Meu pai foi leitor assíduo do Estadão por mais de 30 anos, entre 1979, quando assinou o jornal no endereço de seu primeiro restaurante — o Raymundo’s, rua Heitor Penteado, 626 — e 2010, no penúltimo — o Trattoria di Torino, r. Homem de Mello, 380.
Estadão completou 150 anos dias atrás. Rodei o bairro onde moro, na zona norte paulistana, atrás de um exemplar e não achei. Em duas bancas nem jornal do dia vende mais — só “os antigos” para pets, a R$ 10 “o monte “. Numa terceira banca, a moça disse que vendeu “todos os 5 exemplares que recebe diariamente”. Sinal dos tempos: bancas de jornais não vendem mais jornais como antigamente…
Estreei na imprensa há 32 anos, quando publiquei uma reportagem no Estadão pelas mãos do editor de Interior, Luiz Carlos Ramos. Papai ficou feliz naquele dia, mas minha participação nesta história de um século e meio acabou aí.
A Folha, jornal onde trabalhei por quase duas décadas, completou tempos atrás um século, marca que O Globo atinge neste ano.
O jornalismo como conhecemos tem algo em torno de dois séculos. Consta que o jornal mais antigo do mundo é o austríaco Wiener Zeitung, fundado em 1703. Noticiou um concerto de Mozart, mas hoje só existe online. Folha e Estadão, que já tiveram o formato standard, hoje são menores, em berliner, e no futuro deve ter o mesmo caminho do diário austríaco: tornar-se digital.
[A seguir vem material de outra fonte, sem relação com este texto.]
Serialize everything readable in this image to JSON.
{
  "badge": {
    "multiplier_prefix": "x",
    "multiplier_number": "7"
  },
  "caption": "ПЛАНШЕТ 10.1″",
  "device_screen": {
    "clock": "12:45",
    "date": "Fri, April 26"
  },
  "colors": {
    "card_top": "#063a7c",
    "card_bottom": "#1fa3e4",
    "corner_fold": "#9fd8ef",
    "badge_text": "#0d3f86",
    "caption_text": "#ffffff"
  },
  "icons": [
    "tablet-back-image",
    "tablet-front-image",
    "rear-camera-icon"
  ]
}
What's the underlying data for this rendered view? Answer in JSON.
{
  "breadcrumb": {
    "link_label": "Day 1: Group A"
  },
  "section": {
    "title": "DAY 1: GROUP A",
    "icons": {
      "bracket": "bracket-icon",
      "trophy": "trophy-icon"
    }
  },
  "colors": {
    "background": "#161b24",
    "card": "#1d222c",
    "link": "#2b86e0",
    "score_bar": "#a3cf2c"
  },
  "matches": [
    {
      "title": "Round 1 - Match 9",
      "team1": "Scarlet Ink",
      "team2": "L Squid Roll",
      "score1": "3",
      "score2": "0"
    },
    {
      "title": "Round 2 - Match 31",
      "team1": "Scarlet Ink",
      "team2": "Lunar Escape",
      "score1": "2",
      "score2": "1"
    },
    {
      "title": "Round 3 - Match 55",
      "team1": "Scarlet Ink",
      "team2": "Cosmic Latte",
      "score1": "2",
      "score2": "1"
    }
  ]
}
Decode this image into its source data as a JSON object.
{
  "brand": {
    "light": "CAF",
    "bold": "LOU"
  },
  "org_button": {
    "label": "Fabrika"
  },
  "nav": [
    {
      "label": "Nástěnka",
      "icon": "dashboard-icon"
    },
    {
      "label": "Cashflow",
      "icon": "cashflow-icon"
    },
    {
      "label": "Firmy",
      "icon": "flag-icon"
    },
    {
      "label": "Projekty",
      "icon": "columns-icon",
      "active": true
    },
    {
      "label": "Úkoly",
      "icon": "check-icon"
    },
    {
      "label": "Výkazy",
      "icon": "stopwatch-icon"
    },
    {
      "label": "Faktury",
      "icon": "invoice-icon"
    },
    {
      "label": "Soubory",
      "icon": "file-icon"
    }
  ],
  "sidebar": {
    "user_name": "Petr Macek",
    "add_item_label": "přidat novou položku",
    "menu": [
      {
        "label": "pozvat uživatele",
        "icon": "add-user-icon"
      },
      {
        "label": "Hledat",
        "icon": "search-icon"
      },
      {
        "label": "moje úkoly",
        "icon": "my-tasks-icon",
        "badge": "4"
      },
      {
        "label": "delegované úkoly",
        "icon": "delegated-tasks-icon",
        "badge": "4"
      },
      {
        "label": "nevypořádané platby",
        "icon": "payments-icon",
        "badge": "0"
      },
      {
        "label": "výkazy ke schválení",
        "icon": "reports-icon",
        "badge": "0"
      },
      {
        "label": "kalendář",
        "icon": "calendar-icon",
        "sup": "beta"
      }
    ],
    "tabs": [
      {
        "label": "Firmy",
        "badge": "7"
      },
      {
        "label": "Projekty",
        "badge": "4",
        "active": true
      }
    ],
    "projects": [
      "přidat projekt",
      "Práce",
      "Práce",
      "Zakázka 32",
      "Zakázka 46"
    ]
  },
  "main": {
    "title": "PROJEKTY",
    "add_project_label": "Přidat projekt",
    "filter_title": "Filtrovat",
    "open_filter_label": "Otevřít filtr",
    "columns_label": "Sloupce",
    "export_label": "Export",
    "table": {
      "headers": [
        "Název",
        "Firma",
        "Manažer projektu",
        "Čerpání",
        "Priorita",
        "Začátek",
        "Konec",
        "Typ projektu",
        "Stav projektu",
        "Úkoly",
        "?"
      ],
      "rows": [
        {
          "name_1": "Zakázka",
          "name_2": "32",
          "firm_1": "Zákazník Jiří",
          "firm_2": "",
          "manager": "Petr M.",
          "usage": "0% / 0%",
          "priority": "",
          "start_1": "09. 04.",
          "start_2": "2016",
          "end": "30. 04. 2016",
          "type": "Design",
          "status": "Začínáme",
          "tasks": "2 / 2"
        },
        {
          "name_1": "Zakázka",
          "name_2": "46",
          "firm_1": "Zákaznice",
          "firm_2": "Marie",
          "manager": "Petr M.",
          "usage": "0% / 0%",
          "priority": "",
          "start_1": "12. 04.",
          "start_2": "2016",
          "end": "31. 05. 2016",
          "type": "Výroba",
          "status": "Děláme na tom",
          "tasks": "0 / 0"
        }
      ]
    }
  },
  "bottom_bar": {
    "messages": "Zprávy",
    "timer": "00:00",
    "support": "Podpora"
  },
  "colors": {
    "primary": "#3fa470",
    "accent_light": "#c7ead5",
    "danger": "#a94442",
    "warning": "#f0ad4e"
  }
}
O fato de existirem impressos ainda hoje, porém, é um grande feito, principalmente pra democracia. Parabéns aos três!
Quis trabalhar no Estadão algumas vezes — principalmente quando não tinha emprego, entre 1990 e 94. Em 1997, estava descontente na FSP, que havia me mandado para uma missão ingrata em Campinas, tentei transferência para o jornal dos Mesquitas, mas deu errado. Em O Globo, disputei uma vaga em 94 na sucursal no jornal em São Paulo, depois de ter conversado com um dos Marinhos… Não deu.
Papai não gostava da Folha, jornal que ele classificava como “petista”. Expliquei mil vezes que os Frias nunca morreram de amores pelo PT — inclusive contei o episódio no qual o Lula abandonou um almoço no jornal após se irritar com duas perguntas do Otavio Frias Filho — e mostrei inúmeros editoriais “neoliberais”. Não adiantou. Para Seu Raymundo, a Folha sempre foi de esquerda e defensora de “ideias como as do MST”.
Restauranteur, Seu Raymundo gostava de pendurar as críticas gastronômicas positivas da imprensa sobre suas trattorias, especialmente as do Estadão, do Jornal da Tarde (também do Grupo Estado) e da Veja, revista da qual também foi assinante.
Ele queria que eu trabalhasse no Estadão. “Este sim é um jornal sério”, argumentava.
Trabalhei em vários outros lugares , inclusive na Unaerp, universidade de Ribeirão Preto que outro dia também fez cem anos, mas não no Estadão.
Em 2010, quando voltei pra Folha, Seu Raymundo passou a assinar a Folha, aparentemente porque eu trabalhava lá. E a assinatura durou até ele mudar novamente de endereço — em 2014, quando foi pra Vila Romana, sua última casa.